Controlled Unclassified Information is defined as information related to ‘the performance of the contract” that the DoD provides to the contractor or which the contractor acquires in support of the contract. This requirement drastically impacts the number of systems considered to be in-scope of a gap assessment. System information covered can be grouped into four categories;

Export-controlled information, technologies like nuclear or biochemical information.
Controlled Technical Information with military or space application subject to controls.
OpSec information that an adversary could use to guarantee failure.
Any additional information specifically identified in the contract

NIST SP 800-171 outlines the basic safeguarding requirements that must be implemented.

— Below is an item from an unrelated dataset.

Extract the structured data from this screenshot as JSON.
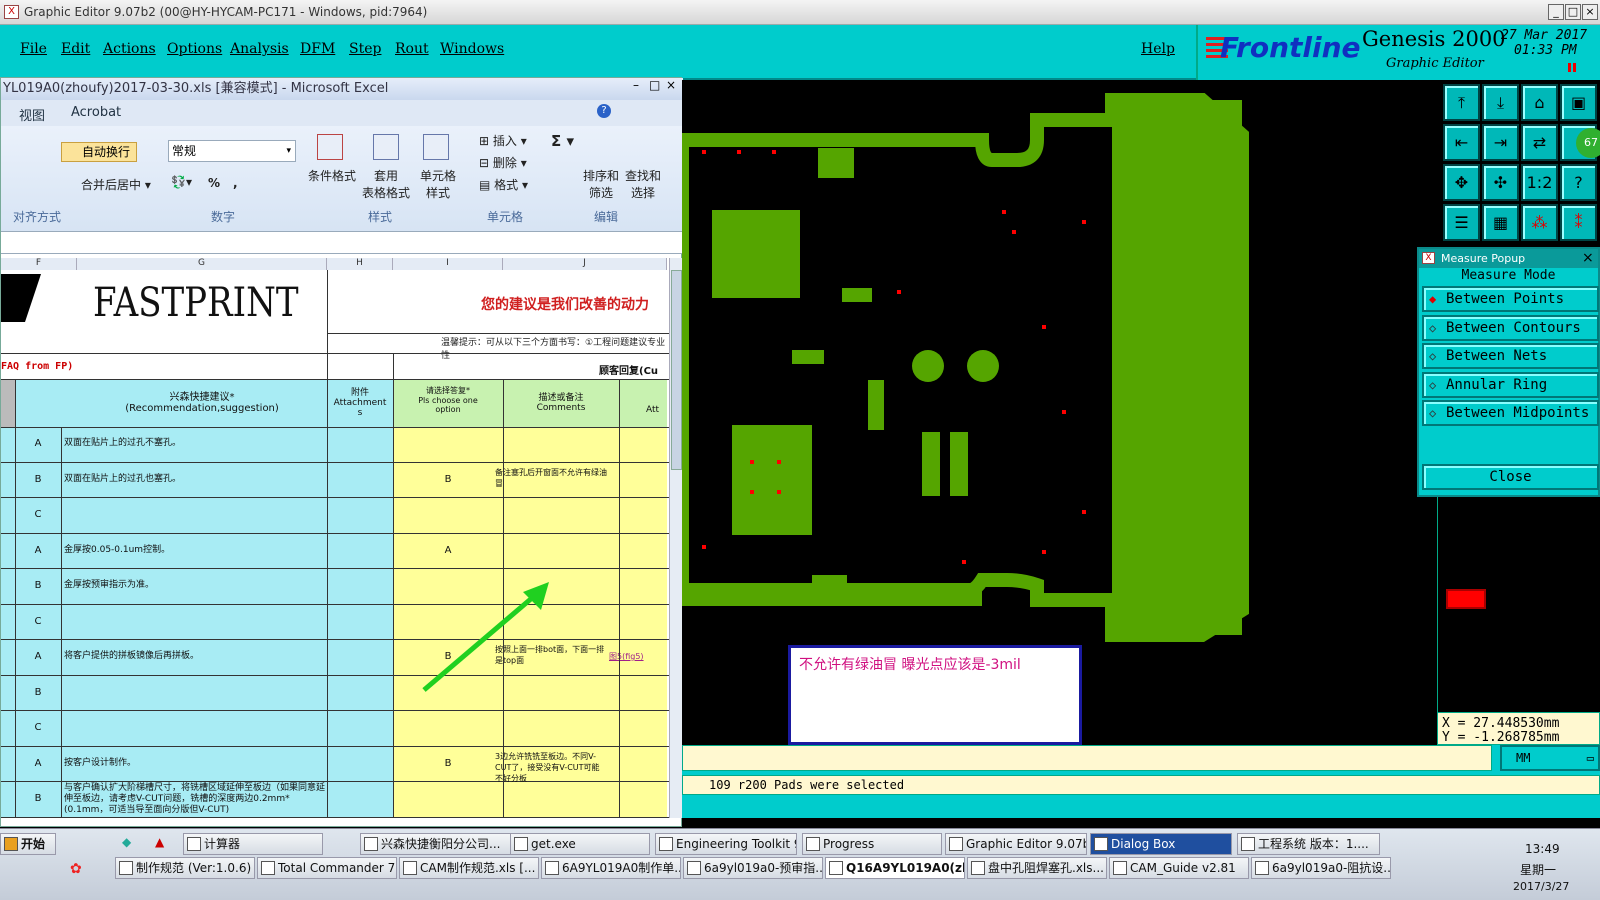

The publication includes 14 control families with more than 100 individual controls. Contractors who own or operate information systems that process, store, or transmit federal contract information need to ensure their security implementation provides sufficient protection against a range of cyberattacks.

Gap assessments should be completed to determine what controls are not implemented and a roadmap and IT Security plan should be developed to remediate identified gaps. Implementing these security controls is a first step to becoming compliant and can be quite a big undertaking for small and medium-size businesses.

Critical Path Security can help.

Being out of compliance leaves you in breach of contract and subject to criminal, civil, administrative, and contractual actions. Penalties, damages, and other appropriate remedies will be pursued by the United States.